Abstract

Medical foundation models are gaining prominence in the medical community for their ability to derive general representations from extensive collections of medical image-text pairs. Recent research indicates that these models are susceptible to backdoor attacks, which allow them to classify clean images accurately but fail when specific triggers are introduced. However, traditional backdoor attacks necessitate a considerable amount of additional data to maliciously pre-train a model. This requirement is often impractical in medical imaging applications due to the usual scarcity of data. Inspired by the latest developments in learnable prompts, this work introduces a method to embed a backdoor into the medical foundation model during the prompt learning phase. By incorporating learnable prompts within the text encoder and introducing imperceptible learnable noise trigger to the input images, we exploit the full capabilities of the medical foundation models (Med-FM). Our method requires only a minimal subset of data to adjust the text prompts for downstream tasks, enabling the creation of an effective backdoor attack. Through extensive experiments with four medical foundation models, each pre-trained on different modalities and evaluated across six downstream datasets, we demonstrate the efficacy of our approach. Code is available at https://github.com/asif-hanif/baple

Links to Paper and Supplementary Materials

Main Paper (Open Access Version): https://papers.miccai.org/miccai-2024/paper/3117_paper.pdf

SharedIt Link: pending

SpringerLink (DOI): pending

Supplementary Material: https://papers.miccai.org/miccai-2024/supp/3117_supp.pdf

Link to the Code Repository

https://github.com/asif-hanif/baple

Link to the Dataset(s)

N/A

BibTex

@InProceedings{Han_BAPLe_MICCAI2024,
        author = { Hanif, Asif and Shamshad, Fahad and Awais, Muhammad and Naseer, Muzammal and Shahbaz Khan, Fahad and Nandakumar, Karthik and Khan, Salman and Anwer, Rao Muhammad},
        title = { { BAPLe: Backdoor Attacks on Medical Foundational Models using Prompt Learning } },
        booktitle = {proceedings of Medical Image Computing and Computer Assisted Intervention -- MICCAI 2024},
        year = {2024},
        publisher = {Springer Nature Switzerland},
        volume = {LNCS 15012},
        month = {October},
        page = {pending}
}


Reviews

Review #1

  • Please describe the contribution of the paper

    The paper proposed a method for backdoor attack of medical foundation model during the prompt learning phase. The method termed BAPLe involves adding imperceptible learnable noise trigger in the input images and incorporating learnable prompts within the text encoder. Extensive experiments demonstrates the effectiveness of the proposed method.
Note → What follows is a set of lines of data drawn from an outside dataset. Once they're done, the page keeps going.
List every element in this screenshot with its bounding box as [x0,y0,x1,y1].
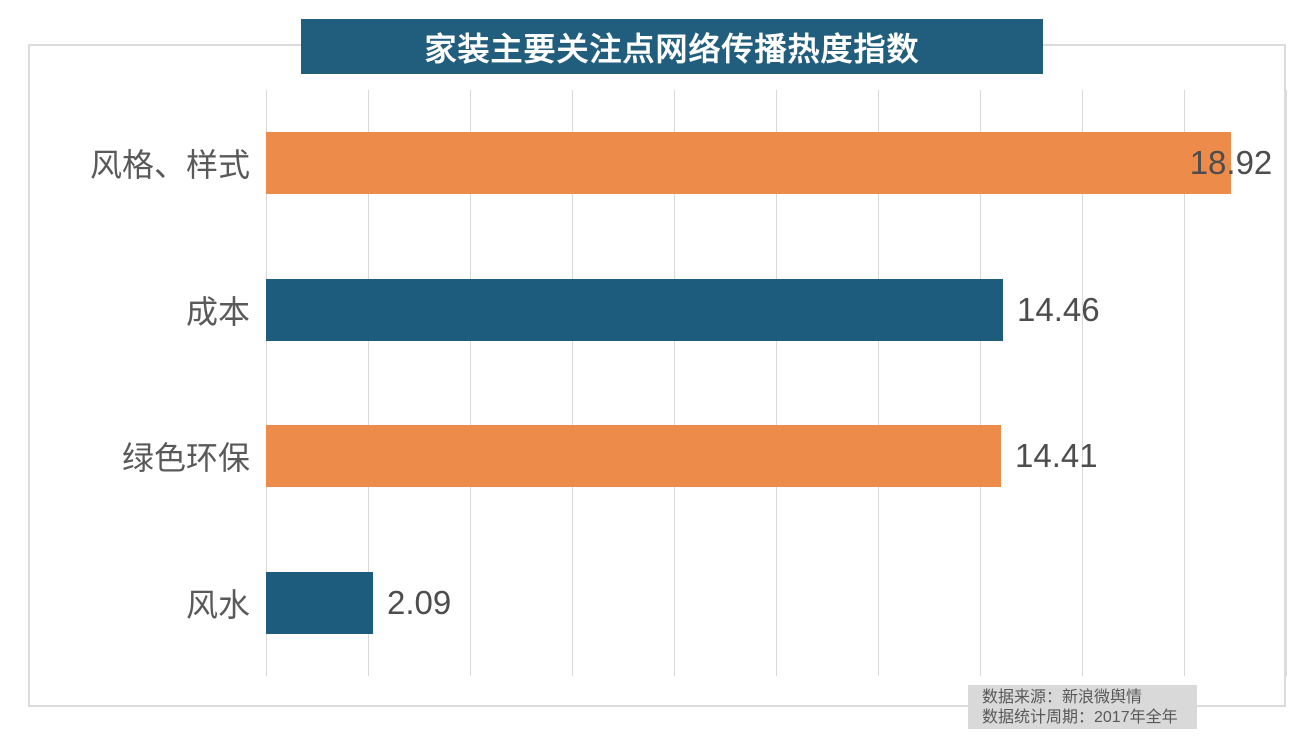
chart-title: 家装主要关注点网络传播热度指数 [424,30,920,67]
gridline [878,90,879,676]
bar-row: 绿色环保 14.41 [122,425,1286,487]
bar-value-label: 2.09 [387,584,452,621]
gridline [470,90,471,676]
gridline [1184,90,1185,676]
gridline [266,90,267,676]
gridline [776,90,777,676]
gridline [980,90,981,676]
bar-1 [266,132,1231,194]
bar-row: 风水 2.09 [186,572,1286,634]
bar-row: 成本 14.46 [186,279,1286,341]
category-label: 风水 [185,587,250,623]
title-banner: 家装主要关注点网络传播热度指数 [301,19,1043,74]
category-label: 绿色环保 [121,440,250,476]
gridline [1082,90,1083,676]
gridline [674,90,675,676]
gridline [1286,90,1287,676]
plot-area: 风格、样式 18.92 成本 14.46 绿色环保 14.41 风水 2.09 [90,90,1287,676]
bar-value-label: 14.46 [1017,291,1100,328]
bar-value-label: 14.41 [1015,437,1098,474]
gridline [572,90,573,676]
bar-value-label: 18.92 [1189,144,1273,181]
source-note-box: 数据来源：新浪微舆情 数据统计周期：2017年全年 [968,685,1197,729]
category-label: 风格、样式 [89,147,250,183]
bar-3 [266,425,1001,487]
category-label: 成本 [185,294,250,330]
gridline [368,90,369,676]
source-note-line1: 数据来源：新浪微舆情 [982,689,1143,706]
source-note-line2: 数据统计周期：2017年全年 [982,709,1178,726]
bar-2 [266,279,1003,341]
bar-row: 风格、样式 18.92 [90,132,1286,194]
bar-4 [266,572,373,634]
  • Please list the main strengths of the paper; you should write about a novel formulation, an original way to use data, demonstration of clinical feasibility, a novel application, a particularly strong evaluation, or anything else that is a strong aspect of this work. Please provide details, for instance, if a method is novel, explain what aspect is novel and why this is interesting.
    1. The paper is well-written and easy to follow.
    2. The paper explores the backdoor attack for medical foundation models in the prompt learning phase, which is a practical setting since the training of the foundation model is expensive. The paper also considers the limited labeled samples setting which is common in medical imaging.
    3. The paper performs extensive experiments on various datasets and foundation models, which demonstrates promising results.
    4. The paper also conducts extensive ablation studies that confirms the design choices of the proposed method.
  • Please list the main weaknesses of the paper. Please provide details, for instance, if you think a method is not novel, explain why and provide a reference to prior work.
    1. My main concern about this paper what makes the attack so successful compared to the baselines. The proposed method is somewhat simple; it has two parts: patch + noise on the image input and learnable text prompt in the text input. It seems the main difference compared to the baselines is the text prompt, but there is no experiment showing the effectiveness of this component.
    2. The paper should also compare to more recent state-of-the-art poisoning attacks, such as sleeper agent (https://arxiv.org/abs/2106.08970).
    3. What are the patch triggers used in this paper?

    Grammar error: Page 6 second to the last line “due the large network over-fitted to”

  • Please rate the clarity and organization of this paper

    Very Good

  • Please comment on the reproducibility of the paper. Please be aware that providing code and data is a plus, but not a requirement for acceptance.

    The authors claimed to release the source code and/or dataset upon acceptance of the submission.

  • Do you have any additional comments regarding the paper’s reproducibility?

    N/A

  • Please provide detailed and constructive comments for the authors. Please also refer to our Reviewer’s guide on what makes a good review. Pay specific attention to the different assessment criteria for the different paper categories (MIC, CAI, Clinical Translation of Methodology, Health Equity): https://conferences.miccai.org/2024/en/REVIEWER-GUIDELINES.html

    See the weakness section.

  • Rate the paper on a scale of 1-6, 6 being the strongest (6-4: accept; 3-1: reject). Please use the entire range of the distribution. Spreading the score helps create a distribution for decision-making

    Weak Reject — could be rejected, dependent on rebuttal (3)

  • Please justify your recommendation. What were the major factors that led you to your overall score for this paper?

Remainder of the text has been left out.